Gli attuali apostoli Estevam e il vescovo Sônia Hernandes, mentre lasciavano la chiesa in cui erano parte, come riportato sul sito ufficiale della Chiesa rinata in Cristo[7], iniziarono a tenere servizi nel loro appartamento nel 1985. In breve tempo, con l’aumento dei partecipanti, usarono alcune sale, fino al 12 marzo 1988 e la loro ufficialmente inaugurata chiesa di Renascer em Cristo su Avenida Lins de Vasconcelos, São Paulo. Rinato enfatizza la prosperità materiale nella vita cristiana e il ministero della lode. Il sito ufficiale della Chiesa di Sara Nossa Terra[8] descrive che nel 1992 la coppia Robson e Maria Lúcia Rodovalho hanno iniziato a lavorare attraverso le cellule. Nel 1994 hanno inaugurato la Chiesa di Sara Nossa Terra nel settore sud-occidentale di Brasilia. Attualmente la chiesa ha emittenti e staffetta di tv, radio, editoria e etichetta discografica gospel. Inoltre, tra il 1980 e il 2000 sono nate decine di altre chiese e comunità evangeliche con aspetti neopentecostali e di espressione inferiore.

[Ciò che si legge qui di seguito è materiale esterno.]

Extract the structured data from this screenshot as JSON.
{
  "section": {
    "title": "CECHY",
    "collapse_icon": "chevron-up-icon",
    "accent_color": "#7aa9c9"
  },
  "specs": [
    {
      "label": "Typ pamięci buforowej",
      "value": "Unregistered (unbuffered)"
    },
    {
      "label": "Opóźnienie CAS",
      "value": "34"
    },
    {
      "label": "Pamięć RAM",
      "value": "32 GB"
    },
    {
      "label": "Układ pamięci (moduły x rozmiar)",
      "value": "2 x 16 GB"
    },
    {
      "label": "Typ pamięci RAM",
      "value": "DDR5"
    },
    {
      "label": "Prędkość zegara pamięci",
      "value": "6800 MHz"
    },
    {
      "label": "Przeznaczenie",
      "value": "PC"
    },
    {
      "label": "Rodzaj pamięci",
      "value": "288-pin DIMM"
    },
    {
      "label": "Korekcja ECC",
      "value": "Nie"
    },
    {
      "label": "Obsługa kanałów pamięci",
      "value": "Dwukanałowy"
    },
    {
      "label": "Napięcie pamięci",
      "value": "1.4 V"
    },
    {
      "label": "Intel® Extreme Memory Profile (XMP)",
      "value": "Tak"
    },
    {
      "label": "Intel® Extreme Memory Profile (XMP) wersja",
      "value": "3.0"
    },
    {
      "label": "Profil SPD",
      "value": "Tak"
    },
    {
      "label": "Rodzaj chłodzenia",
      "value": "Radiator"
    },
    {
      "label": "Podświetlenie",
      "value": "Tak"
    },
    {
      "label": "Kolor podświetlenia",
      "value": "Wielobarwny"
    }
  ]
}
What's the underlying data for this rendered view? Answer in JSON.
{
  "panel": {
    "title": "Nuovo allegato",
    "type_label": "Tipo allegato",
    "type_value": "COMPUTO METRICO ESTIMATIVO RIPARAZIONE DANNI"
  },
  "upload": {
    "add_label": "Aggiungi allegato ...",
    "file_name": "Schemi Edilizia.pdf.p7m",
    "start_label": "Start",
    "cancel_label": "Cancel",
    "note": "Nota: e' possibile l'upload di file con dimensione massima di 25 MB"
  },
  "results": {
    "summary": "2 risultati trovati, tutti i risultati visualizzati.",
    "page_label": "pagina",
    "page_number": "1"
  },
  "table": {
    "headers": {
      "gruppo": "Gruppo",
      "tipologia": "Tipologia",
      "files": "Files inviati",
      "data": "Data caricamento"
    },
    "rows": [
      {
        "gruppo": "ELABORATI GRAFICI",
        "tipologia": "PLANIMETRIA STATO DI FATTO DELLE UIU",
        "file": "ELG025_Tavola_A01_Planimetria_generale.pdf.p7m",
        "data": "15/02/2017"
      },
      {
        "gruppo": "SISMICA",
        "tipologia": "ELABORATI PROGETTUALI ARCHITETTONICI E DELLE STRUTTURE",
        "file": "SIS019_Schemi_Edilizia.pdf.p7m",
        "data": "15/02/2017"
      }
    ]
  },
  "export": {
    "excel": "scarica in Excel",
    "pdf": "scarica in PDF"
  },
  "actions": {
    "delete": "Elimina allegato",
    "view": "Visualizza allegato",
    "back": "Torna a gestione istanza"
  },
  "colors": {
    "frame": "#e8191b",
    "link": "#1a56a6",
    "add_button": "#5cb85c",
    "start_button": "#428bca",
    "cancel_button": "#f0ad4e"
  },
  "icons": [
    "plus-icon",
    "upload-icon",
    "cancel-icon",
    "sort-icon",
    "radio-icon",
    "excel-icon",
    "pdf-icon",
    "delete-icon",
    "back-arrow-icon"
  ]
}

2.2 PRINCIPALI PRATICHE NEOPENTECOSTALI

Le pratiche e le credenze adottate da questo movimento differenziano e definiscono la terza ondata pentecostale dell’altro. USP magazine (2005), discutendo di questo argomento, evidenzia come caratteristiche principali adottate dal movimento neopentecostale il tentativo di abbandonare l’ascetismo religioso, la valorizzazione del pragmatismo, la teologia della prosperità, l’opera di proselitismo di massa, la teologia della battaglia spirituale incentrata sulle religioni e lo spiritismo afro-brasiliani ecc. L’XI Simposio Nazionale dell’Associazione Brasiliana di Storia delle Religioni[9] ha evidenziato la Teologia della Prosperità e la Teologia della Battaglia Spirituale come le due principali dottrine che rappresentano Neopentecostalismo brasiliano, entrambi sviluppati da movimenti nati all’estero. Questo studio si rivolgerà alle questioni più controverse legate alla prosperità nella vita cristiana, presentando esempi pratici e l’essenza del pensiero dei primi cristiani come dovuta confutazione.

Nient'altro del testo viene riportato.